Economie

Les Emirats se retirent du projet d’union monétaire

© D.R

 
Deux ans après le sultanat d’Oman, les Emirats Arabes Unis se sont retirés, mercredi, d’un projet d’union monétaire du Golfe, rendant plus difficile le lancement d’une monnaie unique des monarchies arabes pétrolières envisagé pour 2010. «L’Etat des Emirats Arabes Unis a décidé de ne pas faire partie de l’accord sur l’union monétaire du Golfe et le secrétariat général du Conseil de coopération du Golfe (CCG) en a été informé officiellement ce jour», a déclaré un porte-parole du ministère des Affaires étrangères.

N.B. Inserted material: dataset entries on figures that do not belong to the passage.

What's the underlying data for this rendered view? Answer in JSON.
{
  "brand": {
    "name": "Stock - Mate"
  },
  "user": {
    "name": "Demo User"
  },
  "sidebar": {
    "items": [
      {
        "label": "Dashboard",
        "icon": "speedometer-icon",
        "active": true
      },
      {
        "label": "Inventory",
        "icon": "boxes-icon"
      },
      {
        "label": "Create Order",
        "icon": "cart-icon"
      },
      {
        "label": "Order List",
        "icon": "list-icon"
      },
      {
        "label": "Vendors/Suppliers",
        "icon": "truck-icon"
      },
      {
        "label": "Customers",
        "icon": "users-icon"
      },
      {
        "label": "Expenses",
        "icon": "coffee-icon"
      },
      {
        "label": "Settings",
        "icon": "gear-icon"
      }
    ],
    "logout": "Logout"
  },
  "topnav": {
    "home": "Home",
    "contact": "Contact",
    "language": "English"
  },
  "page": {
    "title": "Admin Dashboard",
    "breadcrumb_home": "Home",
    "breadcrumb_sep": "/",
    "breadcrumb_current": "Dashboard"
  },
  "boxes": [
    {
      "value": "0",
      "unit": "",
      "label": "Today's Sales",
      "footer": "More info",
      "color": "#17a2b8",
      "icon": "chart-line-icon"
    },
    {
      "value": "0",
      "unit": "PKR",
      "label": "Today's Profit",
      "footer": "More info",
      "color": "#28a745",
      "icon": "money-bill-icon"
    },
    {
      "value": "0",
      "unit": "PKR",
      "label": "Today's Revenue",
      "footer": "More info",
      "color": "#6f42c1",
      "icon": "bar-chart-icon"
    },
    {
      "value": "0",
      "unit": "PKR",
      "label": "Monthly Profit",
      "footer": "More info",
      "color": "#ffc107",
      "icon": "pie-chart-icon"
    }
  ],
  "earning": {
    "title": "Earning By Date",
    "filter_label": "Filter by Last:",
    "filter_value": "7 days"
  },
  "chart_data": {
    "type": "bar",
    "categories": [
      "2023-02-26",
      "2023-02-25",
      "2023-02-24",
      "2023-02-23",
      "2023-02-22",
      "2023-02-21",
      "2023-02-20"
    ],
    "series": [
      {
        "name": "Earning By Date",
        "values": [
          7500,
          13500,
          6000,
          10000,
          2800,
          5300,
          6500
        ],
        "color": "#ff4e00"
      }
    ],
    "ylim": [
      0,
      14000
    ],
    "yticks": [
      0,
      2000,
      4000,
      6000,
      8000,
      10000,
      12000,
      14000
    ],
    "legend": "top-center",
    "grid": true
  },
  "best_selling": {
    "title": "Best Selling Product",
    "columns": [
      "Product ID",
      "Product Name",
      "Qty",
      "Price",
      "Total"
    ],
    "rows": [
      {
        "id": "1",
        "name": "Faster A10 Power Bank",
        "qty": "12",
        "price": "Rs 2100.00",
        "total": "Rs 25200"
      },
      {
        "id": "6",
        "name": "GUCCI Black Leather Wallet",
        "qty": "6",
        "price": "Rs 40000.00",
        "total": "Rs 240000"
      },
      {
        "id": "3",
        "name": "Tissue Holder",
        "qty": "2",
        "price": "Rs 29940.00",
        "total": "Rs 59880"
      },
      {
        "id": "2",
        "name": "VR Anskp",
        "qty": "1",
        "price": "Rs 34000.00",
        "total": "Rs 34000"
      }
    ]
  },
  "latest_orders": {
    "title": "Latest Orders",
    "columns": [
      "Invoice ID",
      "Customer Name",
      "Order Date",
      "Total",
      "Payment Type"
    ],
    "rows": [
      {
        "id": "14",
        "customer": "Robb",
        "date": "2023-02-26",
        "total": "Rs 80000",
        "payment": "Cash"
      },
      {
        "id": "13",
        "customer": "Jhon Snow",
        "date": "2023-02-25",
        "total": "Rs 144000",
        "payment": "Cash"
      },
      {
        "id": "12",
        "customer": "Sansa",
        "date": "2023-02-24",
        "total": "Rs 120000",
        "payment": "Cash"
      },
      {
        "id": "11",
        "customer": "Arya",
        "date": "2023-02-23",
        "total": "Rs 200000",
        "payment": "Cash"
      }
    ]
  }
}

Cette mesure fait suite à des réserves que les Emirats avaient exprimées début mai sur le choix de Riyad comme siège de la future Banque centrale du Golfe, première concrétisation attendue du projet d’union monétaire.

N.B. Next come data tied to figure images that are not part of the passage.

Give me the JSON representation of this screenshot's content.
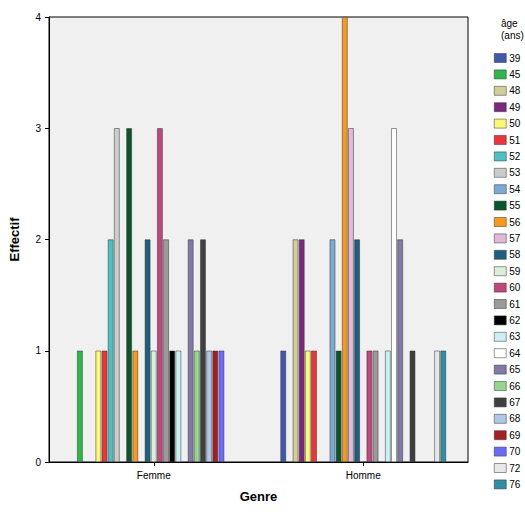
{
  "chart_data": {
    "type": "bar",
    "x_label": "Genre",
    "y_label": "Effectif",
    "legend_title": "âge (ans)",
    "categories": [
      "Femme",
      "Homme"
    ],
    "series": [
      {
        "name": "39",
        "color": "#3e58ac",
        "values": [
          0,
          1
        ]
      },
      {
        "name": "45",
        "color": "#2eb848",
        "values": [
          1,
          0
        ]
      },
      {
        "name": "48",
        "color": "#d3ce97",
        "values": [
          0,
          2
        ]
      },
      {
        "name": "49",
        "color": "#7c287d",
        "values": [
          0,
          2
        ]
      },
      {
        "name": "50",
        "color": "#fbf873",
        "values": [
          1,
          1
        ]
      },
      {
        "name": "51",
        "color": "#ef3338",
        "values": [
          1,
          1
        ]
      },
      {
        "name": "52",
        "color": "#48c2c5",
        "values": [
          2,
          0
        ]
      },
      {
        "name": "53",
        "color": "#cccccc",
        "values": [
          3,
          0
        ]
      },
      {
        "name": "54",
        "color": "#7aaad5",
        "values": [
          0,
          2
        ]
      },
      {
        "name": "55",
        "color": "#0a562c",
        "values": [
          3,
          1
        ]
      },
      {
        "name": "56",
        "color": "#f8981d",
        "values": [
          1,
          4
        ]
      },
      {
        "name": "57",
        "color": "#ddbad7",
        "values": [
          0,
          3
        ]
      },
      {
        "name": "58",
        "color": "#1c5f7e",
        "values": [
          2,
          2
        ]
      },
      {
        "name": "59",
        "color": "#d9efd9",
        "values": [
          1,
          0
        ]
      },
      {
        "name": "60",
        "color": "#c0467b",
        "values": [
          3,
          1
        ]
      },
      {
        "name": "61",
        "color": "#9b9b9b",
        "values": [
          2,
          1
        ]
      },
      {
        "name": "62",
        "color": "#000000",
        "values": [
          1,
          0
        ]
      },
      {
        "name": "63",
        "color": "#c9f1f5",
        "values": [
          1,
          1
        ]
      },
      {
        "name": "64",
        "color": "#ffffff",
        "values": [
          0,
          3
        ]
      },
      {
        "name": "65",
        "color": "#8279a8",
        "values": [
          2,
          2
        ]
      },
      {
        "name": "66",
        "color": "#93d68c",
        "values": [
          1,
          0
        ]
      },
      {
        "name": "67",
        "color": "#404040",
        "values": [
          2,
          1
        ]
      },
      {
        "name": "68",
        "color": "#adc8e8",
        "values": [
          1,
          0
        ]
      },
      {
        "name": "69",
        "color": "#a51e22",
        "values": [
          1,
          0
        ]
      },
      {
        "name": "70",
        "color": "#6a6aff",
        "values": [
          1,
          0
        ]
      },
      {
        "name": "72",
        "color": "#e8e8e8",
        "values": [
          0,
          1
        ]
      },
      {
        "name": "76",
        "color": "#2d8fa3",
        "values": [
          0,
          1
        ]
      }
    ],
    "ylim": [
      0,
      4
    ],
    "yticks": [
      0,
      1,
      2,
      3,
      4
    ],
    "grid": false,
    "legend": "right"
  }
}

«Cette décision va ralentir, voire porter un coup fatal au processus d’intégration monétaire du CCG et affecter la complémentarité économique de cet ensemble», a commenté à l’AFP Ali Dakkak, un analyste saoudien de Djeddah. «Certes, les quatre pays restants (Arabie Saoudite, Bahreïn, Koweït et Qatar) peuvent aller de l’avant mais la situation sera comparable à celle qui a vu l’Europe lancer l’euro sans la Grande-Bretagne», a-t-il dit. Le choix de Riyad comme siège de la banque centrale du Golfe avait été annoncé au terme d’un sommet consultatif du CCG début mai en Arabie Saoudite. L’Arabie, premier exportateur mondial de brut, le Qatar, le Koweït et les Emirats font partie de l’Organisation des pays exportateurs de pétrole (Opep). Les Emirats, plus particulièrement Dubaï, un centre financier, des affaires et du commerce, ambitionnaient d’accueillir la banque du Golfe.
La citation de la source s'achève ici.